Review of Rosemary Sutcliff Arthurian Trilogy

In the blog A Fondness for Reading with ‘ …thoughts, memories, and ideas from a lifetime of reading’, a post entitled  ‘Something Beautiful and Mysterious and Magical’ (May 23, 2007) is about Rosemary Sutcliff’s Arthurian Trilogy. Robin writes:

Rosemary Sutcliff in the beginning of her book, The Sword and The Circle, the first volume of her Arthurian trilogy for young people of all ages, wrote the following: “Many people believe, as I do, that behind the legends of King Arthur as we know them today, there stands a real man. No king in shining armour, no Round Table, no fairy-tale palace at Camelot, but a Roman-British war leader, who when the dark tide of the barbarians came flooding in, did all that a great leader could do to hold them back and save something of civilisation.  In The Lantern Bearers and Sword At Sunset, I have written about this war leader, trying to get back through the hero-tale and the high romance to the real man and the world he lived in.

But if the hero-tale had never grown up, and gathered to itself the mass of Celtic myth and folklore and the medieval splendours that we know now as the legends of King Arthur, we should have lost something beautiful and mysterious and magical out of our heritage.”

This trilogy has all the beautiful, mysterious and magical stories about King Arthur told by a wonderful storyteller (minstrel as she called herself in that same introduction to the first volume). Sutcliff is known for her books of historical fiction, and her passion was for the early history of Roman Britain. She is the perfect storyteller to introduce “children from 8 to 88″ to these legends.

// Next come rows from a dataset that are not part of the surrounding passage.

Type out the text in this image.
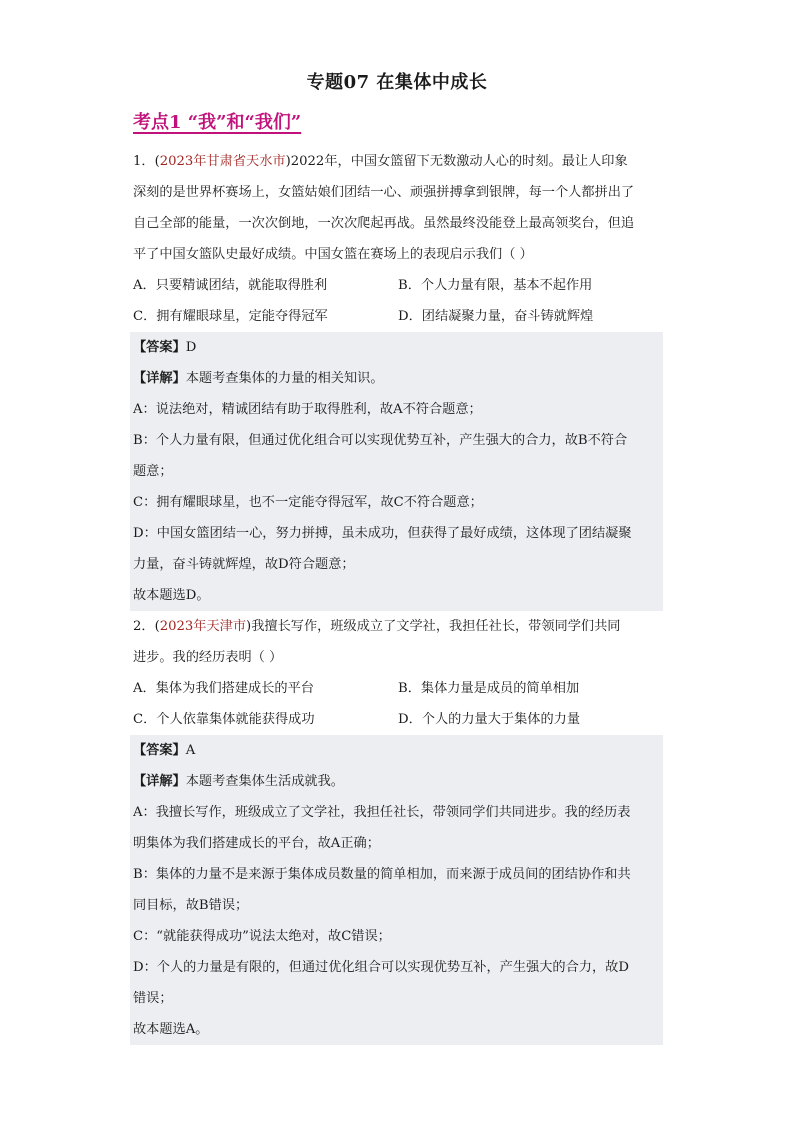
专题07 在集体中成长
考点1 “我”和“我们”
1．(2023年甘肃省天水市)2022年，中国女篮留下无数激动人心的时刻。最让人印象
深刻的是世界杯赛场上，女篮姑娘们团结一心、顽强拼搏拿到银牌，每一个人都拼出了
自己全部的能量，一次次倒地，一次次爬起再战。虽然最终没能登上最高领奖台，但追
平了中国女篮队史最好成绩。中国女篮在赛场上的表现启示我们（ ）
A．只要精诚团结，就能取得胜利	B．个人力量有限，基本不起作用
C．拥有耀眼球星，定能夺得冠军	D．团结凝聚力量，奋斗铸就辉煌
【答案】D
【详解】本题考查集体的力量的相关知识。
A：说法绝对，精诚团结有助于取得胜利，故A不符合题意；
B：个人力量有限，但通过优化组合可以实现优势互补，产生强大的合力，故B不符合
题意；
C：拥有耀眼球星，也不一定能夺得冠军，故C不符合题意；
D：中国女篮团结一心，努力拼搏，虽未成功，但获得了最好成绩，这体现了团结凝聚
力量，奋斗铸就辉煌，故D符合题意；
故本题选D。
2．(2023年天津市)我擅长写作，班级成立了文学社，我担任社长，带领同学们共同
进步。我的经历表明（ ）
A．集体为我们搭建成长的平台	B．集体力量是成员的简单相加
C．个人依靠集体就能获得成功	D．个人的力量大于集体的力量
【答案】A
【详解】本题考查集体生活成就我。
A：我擅长写作，班级成立了文学社，我担任社长，带领同学们共同进步。我的经历表
明集体为我们搭建成长的平台，故A正确；
B：集体的力量不是来源于集体成员数量的简单相加，而来源于成员间的团结协作和共
同目标，故B错误；
C：“就能获得成功”说法太绝对，故C错误；
D：个人的力量是有限的，但通过优化组合可以实现优势互补，产生强大的合力，故D
错误；
故本题选A。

I have alway loved the King Arthur stories, and I enjoyed each of these books and recommend them highly. The first volume, The Sword and the Circle, focuses on the more familiar stories of Arthur, his birth, how he got his sword, Excalibur, his marriage to Guinevere, the fellowship of the Round Table. We are also told stories of Sir Lancelot and Elaine, Sir Gawain and the Green Knight, Tristan and Iseult, and Geraint and Enid. The book ends with the coming of Percival. Sutcliff brings them all to life with her rich detail and description.

The second book, The Light Beyond the Forest, is about the quest for the Holy Grail. I was not as familiar with all of these stories as I was with the beginning stories of the legend, so I found them fascinating. In the beginning of this volume, Rosemary Sutcliff tells her readers: “In reading The Light Beyond the Forest try to remember, as I have done all the time I was writing it, the shadows and the half-lights and the echoes behind.”  This set of stories is full of shadows, half-lights and echoes. Things are changing, tragedy is set in motion, and there’s an air of melancholy as these stories progress.

The final book in the trilogy is call The Road to Camlann, and is a moving account of King Arthur’s final days and the events leading to the final battle of the Knights of the Round Table at Camlann. There is a lot of darkness in these stories, and I found many of them to be haunting. As Lancelot said to King Arthur at one point, “We shall have made such a blaze that men will remember us on the other side of the dark.”

If you haven’t read any of Rosemary Sutcliff’s books, you have a lot to look forward to. One Canadian blogger called her his “J.K. Rowling,” because when he was growing up he waited for her books to come out, one by one, just like we wait for the Harry Potter books today. Sutcliff was a prolific writer, with over 50 books published. My husband and I both loved listening to the audio version of her book The Shining Company, a story set in 600 A.D. in northern Britain. Young Prosper becomes a shield bearer with the Companions, an army made up of 300 younger sons of minor kings and trained to act as one fighting brotherhood against the invading Saxons. It’s an incredible story based on an old epic poem, The Gododdin, and was a riveting tale ……This trilogy is a wonderful, very readable, introduction to the legends of King Arthur, and they make great family read-alouds.